Test below outputs following data:

- Chi-square statistic: 167.2443757129343
- P-value: 2.95835646229767e-38
- Significance level: 0.05
- Reject: There is a significant difference in fatal crashes between first-class and third-class roads

In [5]:
from scipy.stats import chi2_contingency

ALPHA = 0.05

# 1. Class road
df1 = df[df["p36"] == 1]

# 3. Class road
df3 = df[df["p36"] == 3]

# Create contingency table for fatal crashes at road class 1. and 3.
contingency_table = pd.crosstab(df1["p36"], df1['p13a'] > 0)
contingency_table.loc[3] = pd.crosstab(df3["p36"], df3['p13a'] > 0).loc[3]

# print(contingency_table)

# Run chi-square test
chi2, p, _, _ = chi2_contingency(contingency_table.values)

# Output results
print(f"Chi-square statistic: {chi2}")
print(f"P-value: {p}")
print(f"Significance level: {ALPHA}")

if p < ALPHA:
    print("Reject: There is a significant difference in fatal crashes between first-class and third-class roads")
else:
    print("Fail to reject: There is no significant difference in fatal crashes between first-class and third-class roads")

Chi-square statistic: 167.2443757129343
P-value: 2.95835646229767e-38
Significance level: 0.05
Reject: There is a significant difference in fatal crashes between first-class and third-class roads


## Hypotéza 2

Při nehodách vozidel značky Škoda je škoda na vozidle nižší než při nehodách vozidel Audi.

## Hypothesis

**Null Hypothesis (H0)**: There is no significant difference in vehicle damage between Skoda and Audi vehicles.

**Alternative Hypothesis (H1)**: Škoda vehicle damage is significantly lower than Audi vehicle damage.

## Conclusion

The test produces a u-statistic and a p-value.

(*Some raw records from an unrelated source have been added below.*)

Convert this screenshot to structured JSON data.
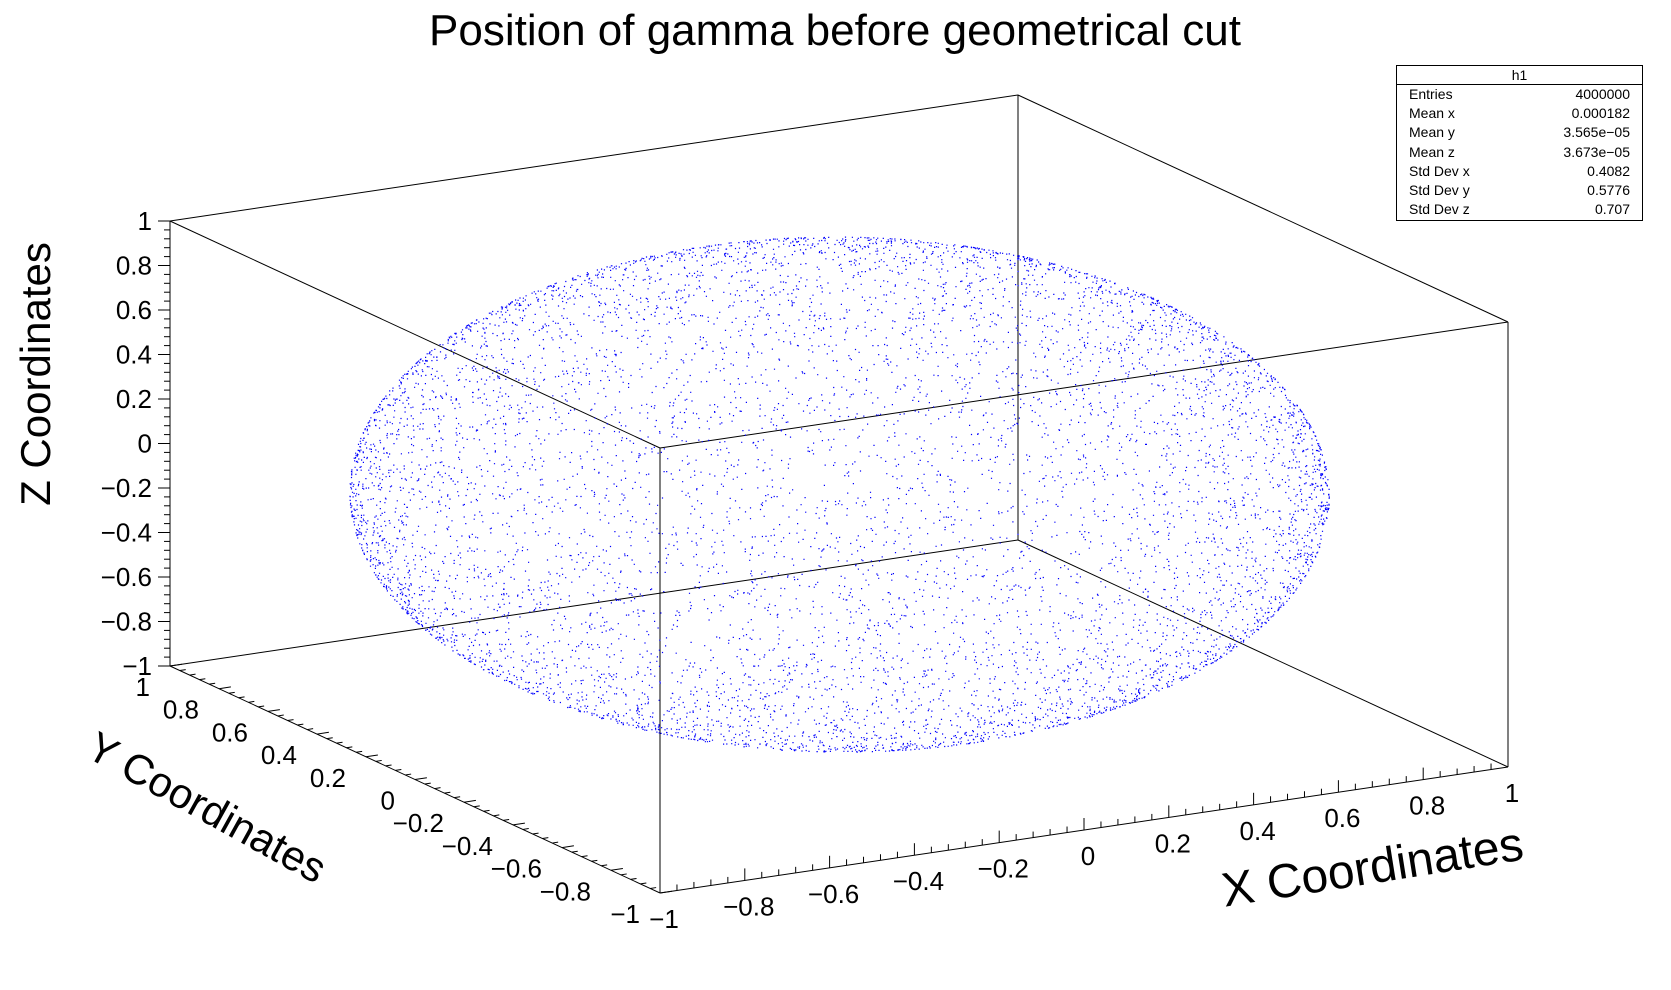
{
  "chart_data": {
    "type": "scatter",
    "title": "Position of gamma before geometrical cut",
    "xlabel": "X Coordinates",
    "ylabel": "Y Coordinates",
    "zlabel": "Z Coordinates",
    "xlim": [
      -1,
      1
    ],
    "ylim": [
      -1,
      1
    ],
    "zlim": [
      -1,
      1
    ],
    "x_ticks": [
      "−1",
      "−0.8",
      "−0.6",
      "−0.4",
      "−0.2",
      "0",
      "0.2",
      "0.4",
      "0.6",
      "0.8",
      "1"
    ],
    "y_ticks": [
      "1",
      "0.8",
      "0.6",
      "0.4",
      "0.2",
      "0",
      "−0.2",
      "−0.4",
      "−0.6",
      "−0.8",
      "−1"
    ],
    "z_ticks": [
      "1",
      "0.8",
      "0.6",
      "0.4",
      "0.2",
      "0",
      "−0.2",
      "−0.4",
      "−0.6",
      "−0.8",
      "−1"
    ],
    "distribution": "points uniformly on unit sphere surface",
    "point_color": "#0000ff",
    "grid": false,
    "legend_position": "top-right",
    "stats": {
      "name": "h1",
      "rows": [
        {
          "label": "Entries",
          "value": "4000000"
        },
        {
          "label": "Mean x",
          "value": "0.000182"
        },
        {
          "label": "Mean y",
          "value": "3.565e−05"
        },
        {
          "label": "Mean z",
          "value": "3.673e−05"
        },
        {
          "label": "Std Dev x",
          "value": "0.4082"
        },
        {
          "label": "Std Dev y",
          "value": "0.5776"
        },
        {
          "label": "Std Dev z",
          "value": "0.707"
        }
      ]
    }
  }
}
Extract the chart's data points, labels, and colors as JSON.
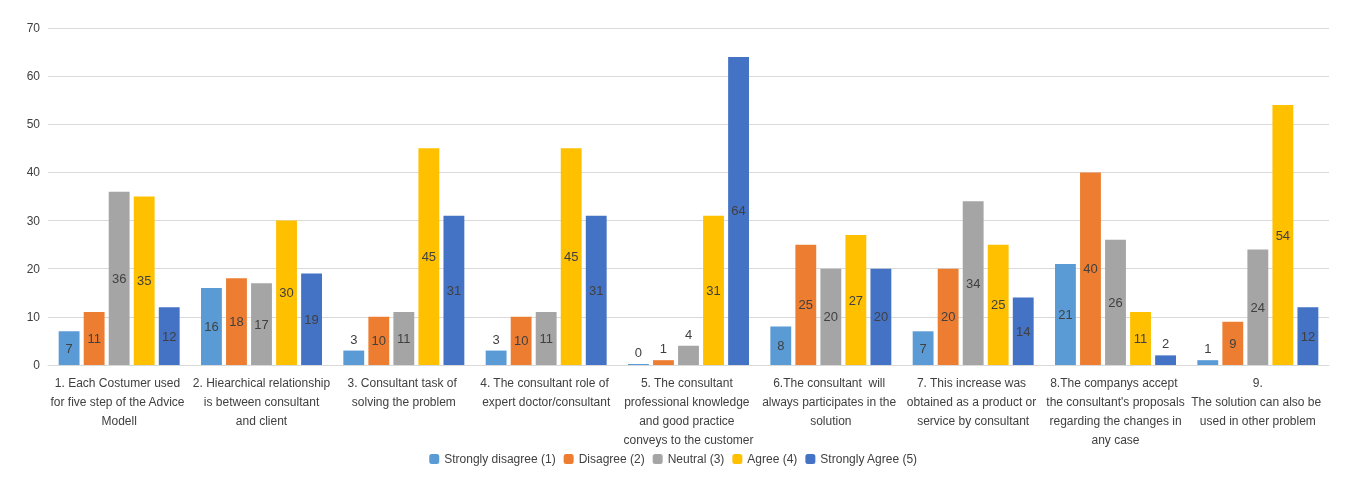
{
  "chart_data": {
    "type": "bar",
    "categories": [
      "1. Each Costumer used for five step of the Advice Modell",
      "2. Hiearchical relationship is between consultant and client",
      "3. Consultant task of solving the problem",
      "4. The consultant role of expert doctor/consultant",
      "5. The consultant professional knowledge and good practice conveys to the customer",
      "6.The consultant  will always participates in the solution",
      "7. This increase was obtained as a product or service by consultant",
      "8.The companys accept the consultant's proposals regarding the changes in any case",
      "9.\nThe solution can also be used in other problem"
    ],
    "series": [
      {
        "name": "Strongly disagree (1)",
        "color": "#5b9bd5",
        "values": [
          7,
          16,
          3,
          3,
          0,
          8,
          7,
          21,
          1
        ]
      },
      {
        "name": "Disagree (2)",
        "color": "#ed7d31",
        "values": [
          11,
          18,
          10,
          10,
          1,
          25,
          20,
          40,
          9
        ]
      },
      {
        "name": "Neutral (3)",
        "color": "#a5a5a5",
        "values": [
          36,
          17,
          11,
          11,
          4,
          20,
          34,
          26,
          24
        ]
      },
      {
        "name": "Agree (4)",
        "color": "#ffc000",
        "values": [
          35,
          30,
          45,
          45,
          31,
          27,
          25,
          11,
          54
        ]
      },
      {
        "name": "Strongly Agree (5)",
        "color": "#4472c4",
        "values": [
          12,
          19,
          31,
          31,
          64,
          20,
          14,
          2,
          12
        ]
      }
    ],
    "ylim": [
      0,
      70
    ],
    "yticks": [
      0,
      10,
      20,
      30,
      40,
      50,
      60,
      70
    ],
    "grid": "y",
    "legend": "bottom",
    "data_labels": true
  }
}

U-Test was chosen over T-Test because data was not [normally distributed](https://www.youtube.com/watch?v=LcxB56PzylA). The p-value represents the probability of observing a u-statistic as extreme as the one calculated, assuming the null hypothesis is true.

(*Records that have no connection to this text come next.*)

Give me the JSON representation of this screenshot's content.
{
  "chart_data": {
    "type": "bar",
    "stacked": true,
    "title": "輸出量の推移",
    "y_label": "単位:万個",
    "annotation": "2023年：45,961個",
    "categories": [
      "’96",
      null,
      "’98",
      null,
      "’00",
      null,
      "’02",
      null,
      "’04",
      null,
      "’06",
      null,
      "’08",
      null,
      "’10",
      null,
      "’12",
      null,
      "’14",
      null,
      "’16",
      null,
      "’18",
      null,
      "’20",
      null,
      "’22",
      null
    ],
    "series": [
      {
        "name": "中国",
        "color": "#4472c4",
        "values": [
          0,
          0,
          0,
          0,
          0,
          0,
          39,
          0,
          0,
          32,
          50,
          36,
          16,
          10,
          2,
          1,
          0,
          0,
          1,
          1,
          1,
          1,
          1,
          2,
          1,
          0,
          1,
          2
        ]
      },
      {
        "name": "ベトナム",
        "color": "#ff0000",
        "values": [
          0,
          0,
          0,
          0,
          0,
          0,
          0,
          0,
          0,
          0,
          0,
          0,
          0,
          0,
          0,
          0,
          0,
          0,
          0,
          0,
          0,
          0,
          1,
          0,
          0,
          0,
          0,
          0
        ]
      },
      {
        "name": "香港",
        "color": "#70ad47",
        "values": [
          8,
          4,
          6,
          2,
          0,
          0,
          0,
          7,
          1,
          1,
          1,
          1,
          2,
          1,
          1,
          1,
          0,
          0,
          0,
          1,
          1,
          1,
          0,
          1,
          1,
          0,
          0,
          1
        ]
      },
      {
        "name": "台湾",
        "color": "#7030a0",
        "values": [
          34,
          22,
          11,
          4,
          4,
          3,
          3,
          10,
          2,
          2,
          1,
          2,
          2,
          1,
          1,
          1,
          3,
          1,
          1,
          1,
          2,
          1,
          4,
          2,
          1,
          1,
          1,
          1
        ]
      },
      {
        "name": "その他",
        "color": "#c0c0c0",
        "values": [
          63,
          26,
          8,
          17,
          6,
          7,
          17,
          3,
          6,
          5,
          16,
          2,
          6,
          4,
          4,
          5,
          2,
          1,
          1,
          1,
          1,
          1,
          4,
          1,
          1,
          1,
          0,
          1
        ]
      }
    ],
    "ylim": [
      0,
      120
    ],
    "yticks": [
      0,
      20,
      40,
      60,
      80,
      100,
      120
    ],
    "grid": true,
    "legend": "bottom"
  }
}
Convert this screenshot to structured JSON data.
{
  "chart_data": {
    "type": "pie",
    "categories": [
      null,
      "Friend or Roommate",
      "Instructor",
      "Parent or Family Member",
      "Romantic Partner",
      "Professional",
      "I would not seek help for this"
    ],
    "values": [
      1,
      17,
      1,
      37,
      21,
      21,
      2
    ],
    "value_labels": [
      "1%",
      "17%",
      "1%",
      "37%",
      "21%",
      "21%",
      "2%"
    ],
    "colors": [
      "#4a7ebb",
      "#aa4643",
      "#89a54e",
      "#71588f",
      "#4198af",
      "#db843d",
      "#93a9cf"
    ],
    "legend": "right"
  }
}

The p-value is compared to the significance level (0.05). If the p-value is less than the significance level, the null hypothesis is rejected, suggesting a significant difference in vehicle damage between Skoda and Audi vehicles.

Output:

- T-statistic: -18.576738138973823
- P-value: 1.9879833820234112e-76
- Significance level: 0.05
- Reject: Skoda vehicle damage is significantly lower than Audi vehicle damage.

In [6]:
from scipy.stats import mannwhitneyu

ALPHA = 0.05

skoda_damage = df[df['p45a'] == 39]['p14']
audi_damage = df[df['p45a'] == 2]['p14']

# Performing Mann-Whitney U test for independent samples
U_statistic, p = mannwhitneyu(skoda_damage, audi_damage)

# Output results
print(f"U-statistic: {U_statistic}")
print(f"P-value: {p}")
print(f"Significance level: {ALPHA}")

if p < ALPHA:
    print("Reject: Skoda vehicle damage is significantly lower than Audi vehicle damage.")
else:
    print("Fail to reject: There is no significant difference in vehicle damage between Skoda and Audi vehicles.")

U-statistic: 893517999.0
P-value: 1.8082422042771395e-165
Significance level: 0.05
Reject: Skoda vehicle damage is significantly lower than Audi vehicle damage.